In the first thirteen years of his life as a missionary he travelled each summer about 2000 miles by canoe and in the winter about 1500 miles on snowshoes and by dog team.  The hardships he endured on these trips can only be appreciated by those who have spent months at a time paddling through the North, living out of a packsack, or in the winter have driven a dog team pulling a heavily laden toboggan through difficult country.  And driving a dog team is a misnomer, for usually the teamster must go first to the heavy work of breaking trail and encourage his dogs to follow.

Listen to Father Cadieux’s description (taken from Father Couture’s diary) of a portion of his first summer with Father Desautels.  This was about May 20, 1920, when snow may be expected and often ice is still in the Northern lakes.

“At sunset, Father Desautels sticks into the ground a slender stick at the top of which burns a candle held by a bit of birch bark; by its feeble flickering light he reads his breviary.  Father Couture ends his reading, then rolled in his blanket, he goes to sleep. Not for long.  A chilling wolf howl wakes him in the middle of the night. His woollen blanket can’t cover at the same time both his shoulders and his feet. He shivers the remainder of the night and it will be the same quite often throughout this trip.”

“At daybreak the two travellers launch their light canoe on the waters of Lake Harris;  at the far end is a portage which leads to Lake Cache. Ah!  That portage, where is it?  They search for two hours among a string of islands large and small;  they are mistaken twice in the direction, and at last, towards evening they find the proper trail.  Too tired to portage, they pull into an island to camp.  They pitch their tent on a rocky place to be dry.  Bad weather threatens. Suddenly the storm breaks.  Beaten by rain, hail and snow, they remain there several days, shivering.  To complete their misery, Father Desautels catches cold, one side of his face is swollen, one eye is almost closed.  His stiffened jaw hinders him from eating. It is a swelling broken open in five different places. I hope that the illness will not prove mortal thinks Father Couture! Whilst he builds a big fire before the tent he cautions his superior to be careful.  And then as the storm diminishes in intensity, Father Desautels ‘ good health returns.”

 

The second summer he returned North with Father Belanger. He was learning the Ojibway tongue and how to travel in the North.

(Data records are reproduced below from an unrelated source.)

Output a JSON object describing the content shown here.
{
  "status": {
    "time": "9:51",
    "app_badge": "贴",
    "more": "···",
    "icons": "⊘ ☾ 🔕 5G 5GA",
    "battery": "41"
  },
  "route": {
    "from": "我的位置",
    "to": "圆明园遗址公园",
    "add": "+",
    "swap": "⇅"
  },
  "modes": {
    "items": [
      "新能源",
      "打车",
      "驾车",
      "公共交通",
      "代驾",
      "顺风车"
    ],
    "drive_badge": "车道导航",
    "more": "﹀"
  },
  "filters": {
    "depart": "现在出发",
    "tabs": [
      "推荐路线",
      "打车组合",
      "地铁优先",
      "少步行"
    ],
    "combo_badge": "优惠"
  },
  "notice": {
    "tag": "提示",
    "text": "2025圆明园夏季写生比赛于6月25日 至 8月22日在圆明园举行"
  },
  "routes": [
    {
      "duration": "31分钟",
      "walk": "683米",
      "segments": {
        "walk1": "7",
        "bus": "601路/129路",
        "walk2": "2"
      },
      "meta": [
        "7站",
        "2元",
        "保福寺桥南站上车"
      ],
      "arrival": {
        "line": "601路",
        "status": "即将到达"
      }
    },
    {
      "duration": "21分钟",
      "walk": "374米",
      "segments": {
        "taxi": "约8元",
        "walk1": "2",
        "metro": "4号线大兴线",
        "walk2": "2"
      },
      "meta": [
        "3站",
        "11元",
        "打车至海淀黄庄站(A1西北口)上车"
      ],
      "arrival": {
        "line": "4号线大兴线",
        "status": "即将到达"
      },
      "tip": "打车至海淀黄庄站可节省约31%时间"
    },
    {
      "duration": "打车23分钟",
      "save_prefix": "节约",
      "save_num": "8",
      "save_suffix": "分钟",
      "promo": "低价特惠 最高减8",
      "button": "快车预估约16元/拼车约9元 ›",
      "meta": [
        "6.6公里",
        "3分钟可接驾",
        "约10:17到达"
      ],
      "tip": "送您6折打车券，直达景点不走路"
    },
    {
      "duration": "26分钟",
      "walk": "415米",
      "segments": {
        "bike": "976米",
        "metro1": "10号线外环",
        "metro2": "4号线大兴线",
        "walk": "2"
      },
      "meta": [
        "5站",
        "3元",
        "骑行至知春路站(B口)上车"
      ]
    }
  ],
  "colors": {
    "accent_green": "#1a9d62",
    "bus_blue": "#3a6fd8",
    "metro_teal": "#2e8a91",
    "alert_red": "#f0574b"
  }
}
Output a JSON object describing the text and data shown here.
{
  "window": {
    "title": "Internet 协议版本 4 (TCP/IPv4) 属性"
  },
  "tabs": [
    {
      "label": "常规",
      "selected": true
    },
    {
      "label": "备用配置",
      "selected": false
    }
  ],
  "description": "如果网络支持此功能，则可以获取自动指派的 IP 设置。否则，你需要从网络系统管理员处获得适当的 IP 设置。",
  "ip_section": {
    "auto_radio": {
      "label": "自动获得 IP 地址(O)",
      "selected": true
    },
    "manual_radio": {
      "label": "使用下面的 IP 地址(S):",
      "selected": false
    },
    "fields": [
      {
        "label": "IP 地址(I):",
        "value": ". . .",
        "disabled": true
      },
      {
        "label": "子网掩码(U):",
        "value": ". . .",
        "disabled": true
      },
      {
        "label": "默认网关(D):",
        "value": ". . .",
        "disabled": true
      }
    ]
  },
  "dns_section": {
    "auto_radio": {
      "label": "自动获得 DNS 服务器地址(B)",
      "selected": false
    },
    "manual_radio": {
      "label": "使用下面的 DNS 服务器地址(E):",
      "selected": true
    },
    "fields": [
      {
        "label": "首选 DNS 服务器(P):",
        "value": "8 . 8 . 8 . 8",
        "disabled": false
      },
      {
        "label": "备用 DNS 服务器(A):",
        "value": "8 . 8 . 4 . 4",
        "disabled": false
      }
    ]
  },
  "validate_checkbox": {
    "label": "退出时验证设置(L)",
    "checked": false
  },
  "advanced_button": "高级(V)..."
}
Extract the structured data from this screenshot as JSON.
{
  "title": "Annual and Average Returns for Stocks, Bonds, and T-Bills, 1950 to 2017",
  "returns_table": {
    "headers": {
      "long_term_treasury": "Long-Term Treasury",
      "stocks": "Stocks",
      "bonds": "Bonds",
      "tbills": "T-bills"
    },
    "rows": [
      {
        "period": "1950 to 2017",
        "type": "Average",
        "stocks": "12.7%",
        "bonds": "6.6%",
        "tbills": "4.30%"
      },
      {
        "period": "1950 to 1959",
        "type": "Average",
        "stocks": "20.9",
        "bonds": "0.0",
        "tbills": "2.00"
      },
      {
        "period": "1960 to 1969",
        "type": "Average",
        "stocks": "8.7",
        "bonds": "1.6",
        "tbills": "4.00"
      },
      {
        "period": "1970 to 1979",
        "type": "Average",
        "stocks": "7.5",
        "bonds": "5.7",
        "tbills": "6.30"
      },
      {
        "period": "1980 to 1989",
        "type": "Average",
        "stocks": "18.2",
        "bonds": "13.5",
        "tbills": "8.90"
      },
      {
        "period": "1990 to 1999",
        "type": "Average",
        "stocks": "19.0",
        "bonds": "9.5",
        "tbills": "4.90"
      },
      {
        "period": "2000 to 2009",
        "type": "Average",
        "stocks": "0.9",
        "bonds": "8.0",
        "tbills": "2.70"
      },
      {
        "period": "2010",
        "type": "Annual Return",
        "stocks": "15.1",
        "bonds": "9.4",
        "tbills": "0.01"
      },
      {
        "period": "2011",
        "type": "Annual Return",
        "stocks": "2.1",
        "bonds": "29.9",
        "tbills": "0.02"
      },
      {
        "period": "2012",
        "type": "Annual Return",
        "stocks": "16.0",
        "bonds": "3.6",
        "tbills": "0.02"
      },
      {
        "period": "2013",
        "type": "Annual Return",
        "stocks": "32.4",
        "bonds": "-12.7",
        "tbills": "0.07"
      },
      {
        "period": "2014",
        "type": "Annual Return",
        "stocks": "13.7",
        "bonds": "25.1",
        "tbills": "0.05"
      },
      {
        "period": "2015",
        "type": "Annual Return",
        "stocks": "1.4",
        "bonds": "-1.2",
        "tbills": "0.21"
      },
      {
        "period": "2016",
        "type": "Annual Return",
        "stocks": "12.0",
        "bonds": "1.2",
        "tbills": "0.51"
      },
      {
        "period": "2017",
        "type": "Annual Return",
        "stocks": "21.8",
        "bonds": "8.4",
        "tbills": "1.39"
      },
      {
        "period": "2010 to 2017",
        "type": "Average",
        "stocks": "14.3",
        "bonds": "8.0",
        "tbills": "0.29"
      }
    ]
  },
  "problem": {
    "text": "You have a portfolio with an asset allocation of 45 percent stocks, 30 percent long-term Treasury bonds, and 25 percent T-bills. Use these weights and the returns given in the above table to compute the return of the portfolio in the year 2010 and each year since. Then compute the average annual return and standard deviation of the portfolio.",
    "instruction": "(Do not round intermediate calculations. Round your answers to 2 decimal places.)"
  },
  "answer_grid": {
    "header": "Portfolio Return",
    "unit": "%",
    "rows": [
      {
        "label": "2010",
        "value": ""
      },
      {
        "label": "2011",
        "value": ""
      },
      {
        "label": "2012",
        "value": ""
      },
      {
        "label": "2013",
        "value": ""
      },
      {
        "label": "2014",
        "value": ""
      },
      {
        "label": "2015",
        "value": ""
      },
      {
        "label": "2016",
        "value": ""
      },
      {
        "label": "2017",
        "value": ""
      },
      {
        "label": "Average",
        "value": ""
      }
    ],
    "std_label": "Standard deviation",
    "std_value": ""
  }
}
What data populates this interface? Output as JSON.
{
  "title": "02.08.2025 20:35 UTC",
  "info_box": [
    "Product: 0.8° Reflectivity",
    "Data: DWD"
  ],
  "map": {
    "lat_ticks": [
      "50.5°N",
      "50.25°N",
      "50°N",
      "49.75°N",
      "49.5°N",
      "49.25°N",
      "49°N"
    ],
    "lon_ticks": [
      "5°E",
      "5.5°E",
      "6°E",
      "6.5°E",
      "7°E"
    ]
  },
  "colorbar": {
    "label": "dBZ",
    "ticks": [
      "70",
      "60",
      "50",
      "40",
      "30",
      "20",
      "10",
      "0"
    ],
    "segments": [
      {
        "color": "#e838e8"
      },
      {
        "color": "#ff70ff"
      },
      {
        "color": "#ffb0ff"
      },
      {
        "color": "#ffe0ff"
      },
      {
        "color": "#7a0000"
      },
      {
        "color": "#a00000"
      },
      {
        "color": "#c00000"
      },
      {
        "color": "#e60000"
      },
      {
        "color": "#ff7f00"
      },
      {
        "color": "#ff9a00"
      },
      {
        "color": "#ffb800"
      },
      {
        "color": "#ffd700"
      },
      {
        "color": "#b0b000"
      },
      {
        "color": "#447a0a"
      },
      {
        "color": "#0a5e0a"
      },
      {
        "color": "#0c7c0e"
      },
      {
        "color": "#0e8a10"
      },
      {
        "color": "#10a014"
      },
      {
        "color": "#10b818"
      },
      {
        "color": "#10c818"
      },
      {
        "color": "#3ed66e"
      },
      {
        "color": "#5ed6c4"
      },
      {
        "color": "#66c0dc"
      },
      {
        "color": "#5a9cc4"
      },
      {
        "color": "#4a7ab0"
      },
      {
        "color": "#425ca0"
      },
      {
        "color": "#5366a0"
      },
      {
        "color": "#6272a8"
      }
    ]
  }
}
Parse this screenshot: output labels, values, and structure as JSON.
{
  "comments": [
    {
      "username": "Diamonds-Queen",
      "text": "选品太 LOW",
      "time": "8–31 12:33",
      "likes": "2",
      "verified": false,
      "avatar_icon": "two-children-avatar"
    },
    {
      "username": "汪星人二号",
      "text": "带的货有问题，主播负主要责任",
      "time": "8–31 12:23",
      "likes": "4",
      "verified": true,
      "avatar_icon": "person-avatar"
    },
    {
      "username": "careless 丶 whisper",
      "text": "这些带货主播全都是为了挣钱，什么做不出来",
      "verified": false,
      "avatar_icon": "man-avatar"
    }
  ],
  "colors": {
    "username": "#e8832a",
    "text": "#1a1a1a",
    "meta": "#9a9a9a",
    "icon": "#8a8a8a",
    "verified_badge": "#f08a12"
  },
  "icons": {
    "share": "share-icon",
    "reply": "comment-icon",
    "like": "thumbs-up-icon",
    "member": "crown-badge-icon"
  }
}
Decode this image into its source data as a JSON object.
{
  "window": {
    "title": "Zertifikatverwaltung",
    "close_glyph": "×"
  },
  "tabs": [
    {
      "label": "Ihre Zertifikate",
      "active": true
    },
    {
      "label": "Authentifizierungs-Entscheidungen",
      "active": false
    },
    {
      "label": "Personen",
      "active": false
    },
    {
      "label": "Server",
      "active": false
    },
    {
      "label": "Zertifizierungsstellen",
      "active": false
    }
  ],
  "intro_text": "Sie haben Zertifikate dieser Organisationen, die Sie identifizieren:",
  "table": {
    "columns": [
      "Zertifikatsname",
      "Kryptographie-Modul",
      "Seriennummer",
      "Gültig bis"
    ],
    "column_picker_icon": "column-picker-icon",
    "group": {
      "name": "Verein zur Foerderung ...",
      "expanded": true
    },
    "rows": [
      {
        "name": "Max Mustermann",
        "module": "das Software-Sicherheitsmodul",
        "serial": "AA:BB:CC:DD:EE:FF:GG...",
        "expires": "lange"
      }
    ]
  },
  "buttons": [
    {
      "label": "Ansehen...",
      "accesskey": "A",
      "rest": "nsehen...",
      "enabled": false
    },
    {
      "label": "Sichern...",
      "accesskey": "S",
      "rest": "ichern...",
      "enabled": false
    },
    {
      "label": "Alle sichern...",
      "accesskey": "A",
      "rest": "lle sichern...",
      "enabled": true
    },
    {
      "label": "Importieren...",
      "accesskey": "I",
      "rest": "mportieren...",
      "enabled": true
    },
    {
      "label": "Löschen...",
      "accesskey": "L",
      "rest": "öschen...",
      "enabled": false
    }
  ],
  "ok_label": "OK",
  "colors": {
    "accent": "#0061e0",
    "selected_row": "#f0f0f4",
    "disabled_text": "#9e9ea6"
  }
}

The third summer he was at Wikwemikong on Manitoulin Island learning the beautiful but difficult Ojibway language.

In 1924 he had mastered the Ojibway speech well enough to conduct his missions in that tongue.  That summer he made a trip with Father Vincent Beaulieu of the College du Sacre-Coeur at Sudbury – from Bucke (Savant Lake) on the north line to Lac Saint-Joseph then back to Hearst and from Pagwa to Ogoki and return.  On this trip as on all others the work and the hardships and the lost time are incidental to the object of the trip viz preaching, teaching catechism, blessing marriages, visiting the sick, consoling the bereaved and settling differences.

In February, 1925 he was attacked by arthritis, a malady that would continue to bother him periodically until his death.

In 1927 he used an outboard motor on his canoe and one present resident says that when he returned after a summer on one of these odysseys  in the North that the motor would be battered and worn out.

In 1931 he was accompanied on his trip by the Reverend Father William Hingston, Provincial of the Jesuits of Upper Canada, and by a seminarian, Father Alexandre Rolland, who was ordained in 1934.

From time to time he called in the Indians for a few days of study.  These study periods would last three days with questions, answers, songs, prayers, etc.